The issue of employment rights has therefore also not yet been resolved.
3. The responsibility to be consistent.
Having worked in Christian Schools for seventeen years, I was acutely aware that much of the faith-based impact they offered was relational and incidental. Very few course documents showed any genuine attempt to weave faith-based perspectives into the curriculum in a meaningful way. Even when requested, little was done to supplement the very same textbooks being used in secular schools.
Christians schools need to life their game. It seems many already are. It is difficult to expect, however, that the right to employ teachers and ancillary staff in accordance with values should not come with the commensurate responsibility to align those values to their coursework and policies. If a school suggests that its ethos and point of difference must be safeguarded, then the need for such protections should be thoroughly demonstrable.
If, too, a Christian school is to mount a biblical argument against the same-sex relationships of its teachers or students, it might want to consider how consistent it has been in regard to all intimate relationships if truly believing that any pre-marital or extra-marital sexual relations and unjustifiable divorces are still forbidden by unchanging Scriptural prohibitions.
It seems the issue of exercising responsibility to maintain consistent standards is, too, a long way from resolution.
So, do we need a religious discrimination bill? Perhaps not if its intent can be achieved in some other way. The Universal Declaration of Human Rights and the Australian Constitution provide freedom of religion in theory but don’t enforce it in fact. Existing anti-discrimination legislation could be amended. The Racial and Religious Tolerance Act a generation ago and the newer Conversion legislation in Victoria have generated fear around the suppression of certain faith-based practices. These fears seem unfounded to some, but the newer set of laws risk draconian interpretative consequences according to others. At the very least, they have generated unintended consequences which are adversarial to many people of faith.
Sadly, the experience of many religious leaders in Victoria is that there is little genuine interest in their concerns shown by senior politicians who seldom consult with them on legislation. Greater dialogue could helpfully streamline provisions via some amendments to existing laws which would surely respect all competing interests.
Yet what hope do we have of such an outcome? Even the leader of the opposition, in an early online opportunity to engage senior leaders of multiple Christian movements during last year’s lockdowns, acted with dismissive hostility to respectful questions about such matters. The government itself offers no such audience to begin with, sometimes even resorting to childish name-calling to silence dissenters.

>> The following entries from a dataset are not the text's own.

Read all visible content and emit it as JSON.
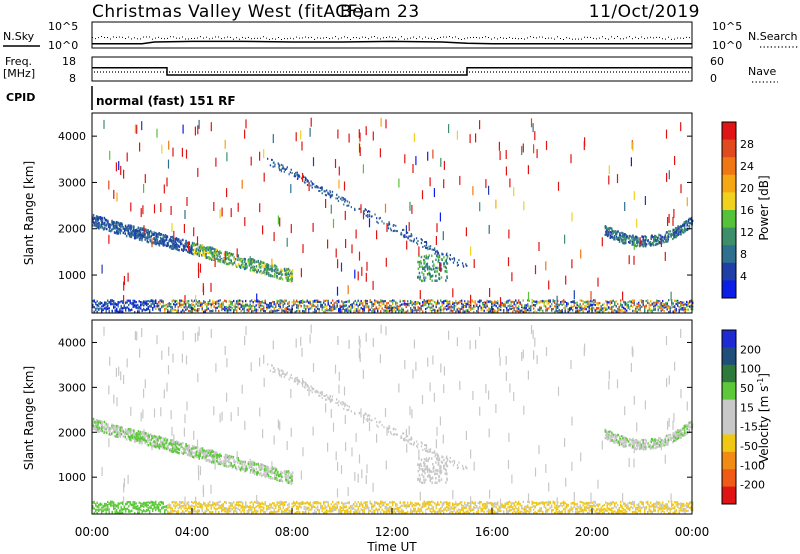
{
  "header": {
    "title": "Christmas Valley West (fitACF)",
    "beam": "Beam 23",
    "date": "11/Oct/2019"
  },
  "top_panels": {
    "nsky_label": "N.Sky",
    "nsearch_label": "N.Search",
    "noise_ticks": [
      "10^5",
      "10^0"
    ],
    "freq_label": "Freq.",
    "freq_unit": "[MHz]",
    "freq_ticks": [
      "18",
      "8"
    ],
    "nave_label": "Nave",
    "nave_ticks": [
      "60",
      "0"
    ],
    "cpid_label": "CPID",
    "cpid_value": "normal (fast) 151 RF"
  },
  "colors": {
    "power_scale": [
      "#0a1ee6",
      "#1f3fa8",
      "#2f6f8f",
      "#3d8f6a",
      "#56c23a",
      "#f0d21e",
      "#f5a814",
      "#f07814",
      "#e04a1e",
      "#e01414"
    ],
    "velocity_scale": [
      "#1e2ad2",
      "#1f4e7a",
      "#2d7a3a",
      "#5cc83a",
      "#c8c8c8",
      "#c8c8c8",
      "#f0c814",
      "#f08c14",
      "#f05a14",
      "#e01414"
    ]
  },
  "chart_data": [
    {
      "type": "heatmap",
      "ylabel": "Slant Range [km]",
      "y_ticks": [
        "4000",
        "3000",
        "2000",
        "1000"
      ],
      "ylim": [
        180,
        4500
      ],
      "xlim": [
        0,
        24
      ],
      "colorbar": {
        "label": "Power [dB]",
        "ticks": [
          "28",
          "24",
          "20",
          "16",
          "12",
          "8",
          "4"
        ],
        "range": [
          0,
          30
        ]
      },
      "features": [
        {
          "name": "near-range ground scatter band",
          "hours": [
            2.5,
            24
          ],
          "range_km": [
            250,
            400
          ],
          "value": 16
        },
        {
          "name": "evening ionospheric arc",
          "hours": [
            0,
            8
          ],
          "range_km": [
            900,
            2400
          ],
          "value": 10
        },
        {
          "name": "mid-night trace",
          "hours": [
            7,
            15
          ],
          "range_km": [
            1500,
            3600
          ],
          "value": 6
        },
        {
          "name": "dawn arc",
          "hours": [
            20.5,
            24
          ],
          "range_km": [
            1700,
            2500
          ],
          "value": 8
        }
      ]
    },
    {
      "type": "heatmap",
      "ylabel": "Slant Range [km]",
      "xlabel": "Time UT",
      "x_ticks": [
        "00:00",
        "04:00",
        "08:00",
        "12:00",
        "16:00",
        "20:00",
        "00:00"
      ],
      "y_ticks": [
        "4000",
        "3000",
        "2000",
        "1000"
      ],
      "ylim": [
        180,
        4500
      ],
      "xlim": [
        0,
        24
      ],
      "colorbar": {
        "label": "Velocity [m s",
        "label_sup": "-1",
        "label_end": "]",
        "ticks": [
          "200",
          "100",
          "50",
          "15",
          "-15",
          "-50",
          "-100",
          "-200"
        ],
        "range": [
          -250,
          250
        ]
      }
    }
  ],
  "noise_series": {
    "hours": [
      0,
      2,
      2.5,
      4,
      6,
      8,
      10,
      12,
      14,
      15,
      16,
      18,
      20,
      22,
      24
    ],
    "nsky": [
      0.35,
      0.35,
      0.5,
      0.55,
      0.55,
      0.5,
      0.5,
      0.55,
      0.5,
      0.4,
      0.35,
      0.35,
      0.35,
      0.35,
      0.35
    ]
  },
  "freq_series": {
    "hours": [
      0,
      3,
      3,
      15,
      15,
      24
    ],
    "mhz": [
      13.5,
      13.5,
      10.5,
      10.5,
      13.5,
      13.5
    ]
  }
}
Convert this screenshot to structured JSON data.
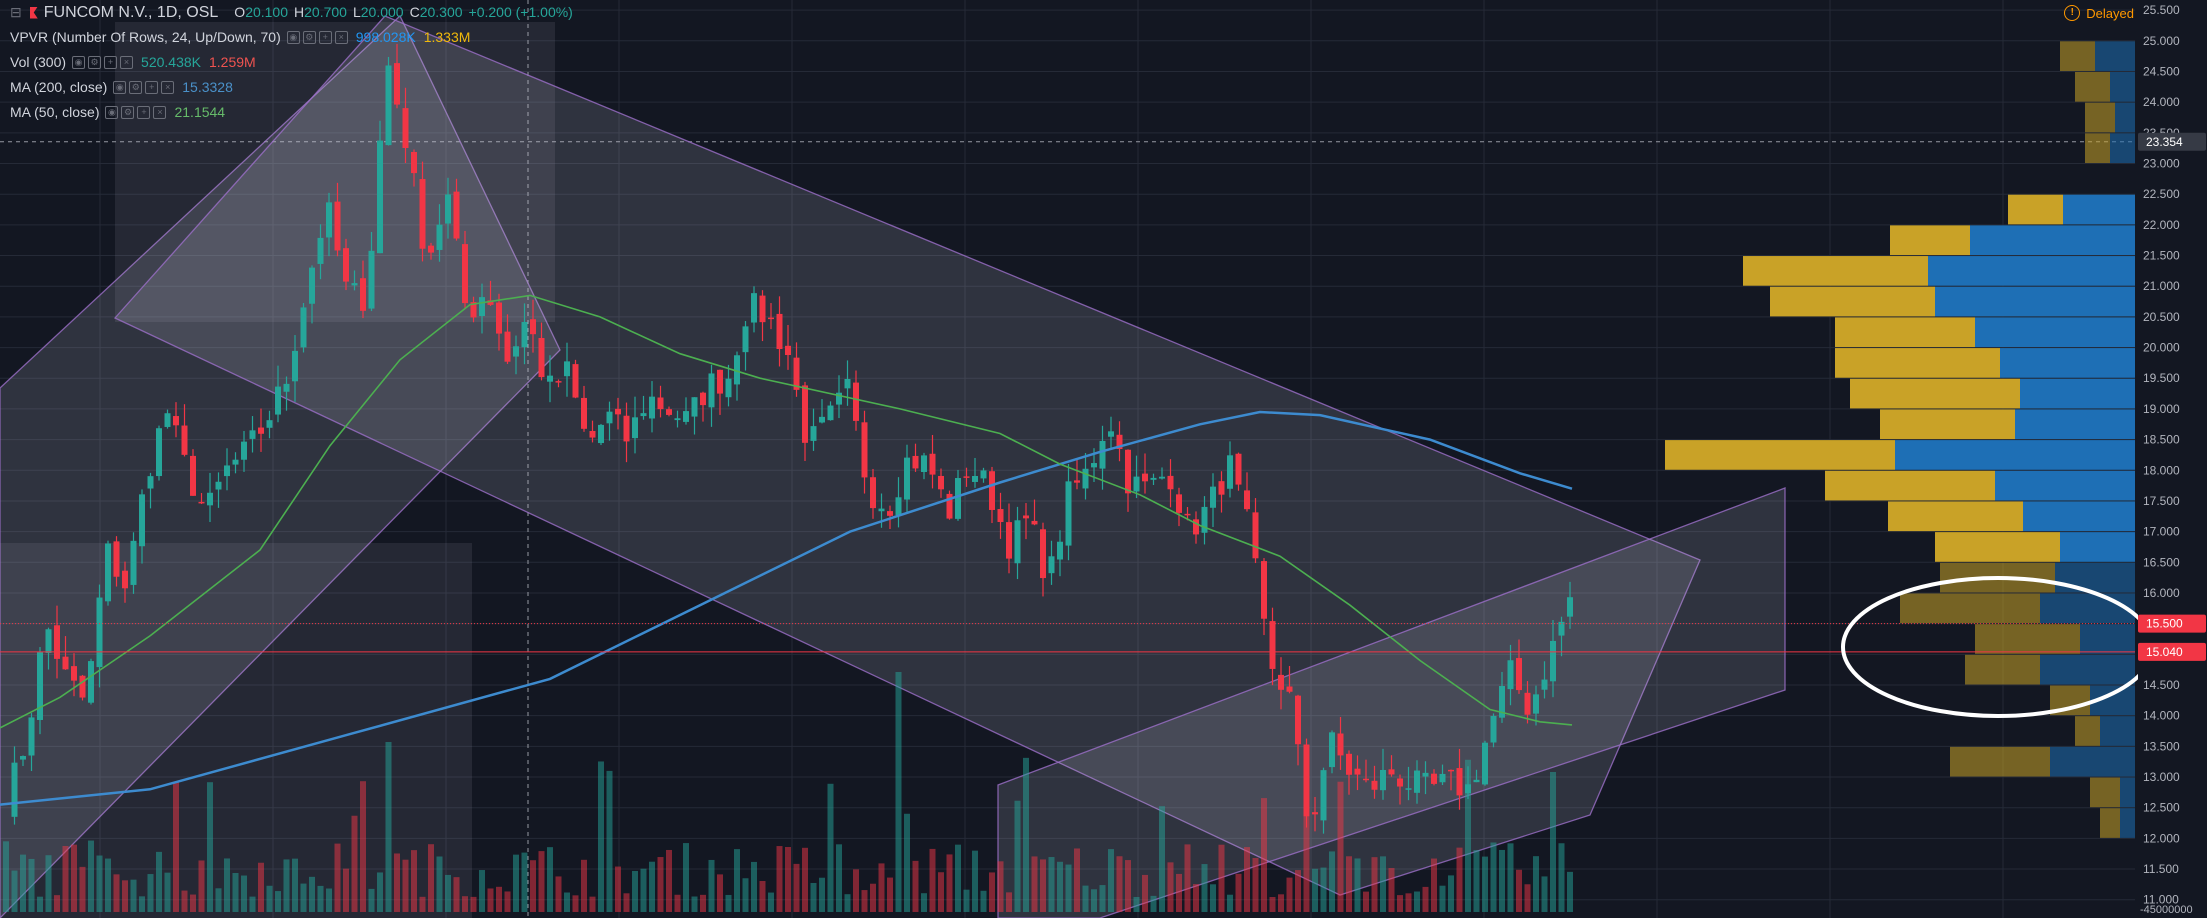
{
  "header": {
    "symbol": "FUNCOM N.V., 1D, OSL",
    "open_label": "O",
    "open": "20.100",
    "high_label": "H",
    "high": "20.700",
    "low_label": "L",
    "low": "20.000",
    "close_label": "C",
    "close": "20.300",
    "change": "+0.200 (+1.00%)",
    "delayed": "Delayed"
  },
  "indicators": [
    {
      "name": "VPVR (Number Of Rows, 24, Up/Down, 70)",
      "values": [
        "998.028K",
        "1.333M"
      ]
    },
    {
      "name": "Vol (300)",
      "values": [
        "520.438K",
        "1.259M"
      ]
    },
    {
      "name": "MA (200, close)",
      "values": [
        "15.3328"
      ]
    },
    {
      "name": "MA (50, close)",
      "values": [
        "21.1544"
      ]
    }
  ],
  "colors": {
    "up": "#26a69a",
    "down": "#f23645",
    "ma200": "#3d8bcf",
    "ma50": "#4caf50",
    "vp_up": "#1e6fb5",
    "vp_down": "#c9a227",
    "channel": "#9c6fc9"
  },
  "chart_data": {
    "type": "candlestick",
    "y_axis_ticks": [
      "25.500",
      "25.000",
      "24.500",
      "24.000",
      "23.500",
      "23.000",
      "22.500",
      "22.000",
      "21.500",
      "21.000",
      "20.500",
      "20.000",
      "19.500",
      "19.000",
      "18.500",
      "18.000",
      "17.500",
      "17.000",
      "16.500",
      "16.000",
      "15.500",
      "15.000",
      "14.500",
      "14.000",
      "13.500",
      "13.000",
      "12.500",
      "12.000",
      "11.500",
      "11.000"
    ],
    "ylim": [
      10.8,
      25.6
    ],
    "volume_axis_label": "-45000000",
    "price_labels": [
      {
        "value": 23.354,
        "text": "23.354",
        "style": "crosshair"
      },
      {
        "value": 15.5,
        "text": "15.500",
        "style": "level"
      },
      {
        "value": 15.04,
        "text": "15.040",
        "style": "last"
      }
    ],
    "ohlc_anchor_prices": [
      12.6,
      13.6,
      15.5,
      14.6,
      14.2,
      16.7,
      16.1,
      17.9,
      19.0,
      18.0,
      17.3,
      18.0,
      18.3,
      18.8,
      19.5,
      21.0,
      22.3,
      20.9,
      20.8,
      24.7,
      23.3,
      21.4,
      22.5,
      20.5,
      21.0,
      19.8,
      20.5,
      19.3,
      19.6,
      18.4,
      18.9,
      18.5,
      19.2,
      19.0,
      18.8,
      19.4,
      19.5,
      20.7,
      20.5,
      19.9,
      18.4,
      18.8,
      19.3,
      17.7,
      17.4,
      18.2,
      18.1,
      17.3,
      18.1,
      17.7,
      16.8,
      17.2,
      16.2,
      17.6,
      18.0,
      18.9,
      17.8,
      17.7,
      18.0,
      17.0,
      17.4,
      18.1,
      17.0,
      14.9,
      14.3,
      12.1,
      13.6,
      13.1,
      12.8,
      13.1,
      12.9,
      12.8,
      12.9,
      12.8,
      13.8,
      14.7,
      14.1,
      15.0,
      15.9
    ]
  }
}
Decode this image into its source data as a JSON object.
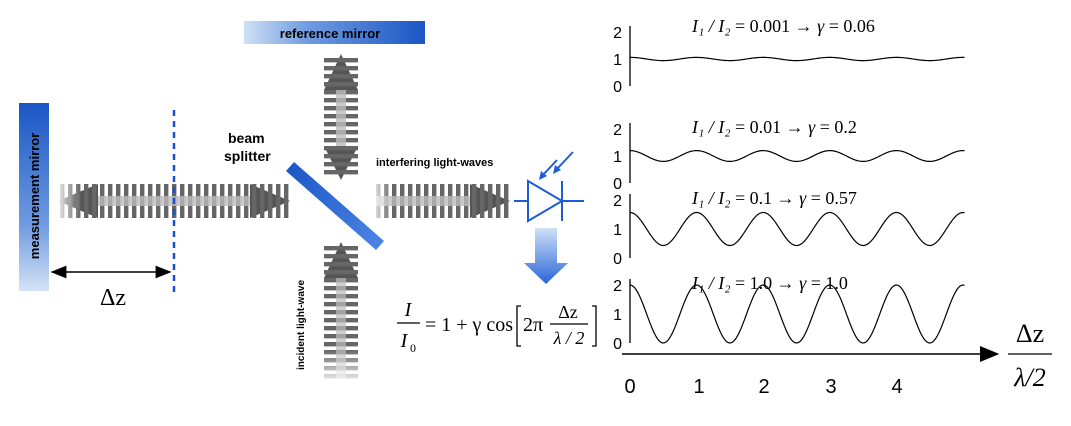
{
  "labels": {
    "reference_mirror": "reference mirror",
    "measurement_mirror": "measurement mirror",
    "beam": "beam",
    "splitter": "splitter",
    "interfering": "interfering light-waves",
    "incident": "incident light-wave",
    "delta_z": "Δz"
  },
  "formula": {
    "I": "I",
    "I0": "I",
    "I0_sub": "0",
    "rhs_prefix": "= 1 + γ cos",
    "two_pi": "2π",
    "frac_num": "Δz",
    "frac_den": "λ / 2"
  },
  "plot": {
    "x_ticks": [
      "0",
      "1",
      "2",
      "3",
      "4"
    ],
    "x_label_num": "Δz",
    "x_label_den": "λ/2",
    "panels": [
      {
        "ratio_label": "I₁ / I₂",
        "ratio_value": "= 0.001",
        "arrow": "→",
        "gamma_label": "γ",
        "gamma_value": "= 0.06",
        "gamma": 0.06,
        "y_ticks": [
          "2",
          "1",
          "0"
        ]
      },
      {
        "ratio_label": "I₁ / I₂",
        "ratio_value": "= 0.01",
        "arrow": "→",
        "gamma_label": "γ",
        "gamma_value": "= 0.2",
        "gamma": 0.2,
        "y_ticks": [
          "2",
          "1",
          "0"
        ]
      },
      {
        "ratio_label": "I₁ / I₂",
        "ratio_value": "= 0.1",
        "arrow": "→",
        "gamma_label": "γ",
        "gamma_value": "= 0.57",
        "gamma": 0.57,
        "y_ticks": [
          "2",
          "1",
          "0"
        ]
      },
      {
        "ratio_label": "I₁ / I₂",
        "ratio_value": "= 1.0",
        "arrow": "→",
        "gamma_label": "γ",
        "gamma_value": "= 1.0",
        "gamma": 1.0,
        "y_ticks": [
          "2",
          "1",
          "0"
        ]
      }
    ]
  },
  "colors": {
    "mirror_blue": "#1a56c4",
    "detector_blue": "#1e5bd6",
    "dash_blue": "#1a4fd0",
    "beam_dark": "#555555"
  }
}
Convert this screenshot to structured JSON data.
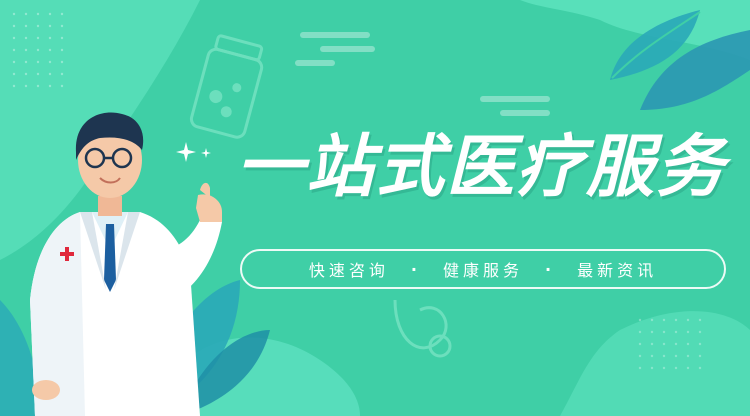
{
  "headline": "一站式医疗服务",
  "services": [
    "快速咨询",
    "健康服务",
    "最新资讯"
  ],
  "separator": "·",
  "colors": {
    "background": "#3fcfa6",
    "light_blob": "#5fe3bf",
    "dark_blob": "#2aa9b8",
    "text": "#ffffff"
  },
  "icons": [
    "medicine-bottle-icon",
    "stethoscope-icon",
    "sparkle-icon",
    "red-cross-icon"
  ]
}
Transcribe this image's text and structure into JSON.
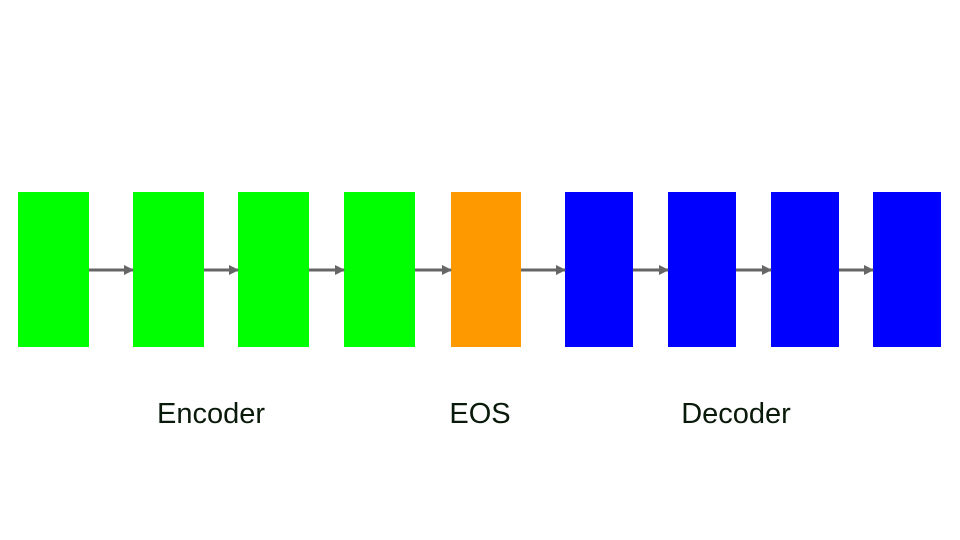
{
  "labels": {
    "encoder": "Encoder",
    "eos": "EOS",
    "decoder": "Decoder"
  },
  "blocks": [
    {
      "role": "encoder",
      "color": "#00ff00"
    },
    {
      "role": "encoder",
      "color": "#00ff00"
    },
    {
      "role": "encoder",
      "color": "#00ff00"
    },
    {
      "role": "encoder",
      "color": "#00ff00"
    },
    {
      "role": "eos",
      "color": "#ff9900"
    },
    {
      "role": "decoder",
      "color": "#0000ff"
    },
    {
      "role": "decoder",
      "color": "#0000ff"
    },
    {
      "role": "decoder",
      "color": "#0000ff"
    },
    {
      "role": "decoder",
      "color": "#0000ff"
    }
  ],
  "arrow_color": "#666666"
}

What have we come to when the schools we adjudicate upon display better behaviour than that observed in the parliamentary houses of our elected leaders?
Respectful discourse is a dying art. Dialogue and empathy all too often make way for forceful assertions of presumed rights. Social media appears to have created a ‘majority wins’ mantra by which mild-mannered conservatives are hustled to the margins of debate.
Ultimately, only consultative leadership exercised by those with the power to enact meaningful change will bring legislative breakthrough. When governments rule for all, and not for popular causes with vote-scoring interest, we will then see the very protections that Christian schools, other religious organisations, and non-faith-based sectors of society all ultimately seek anyway.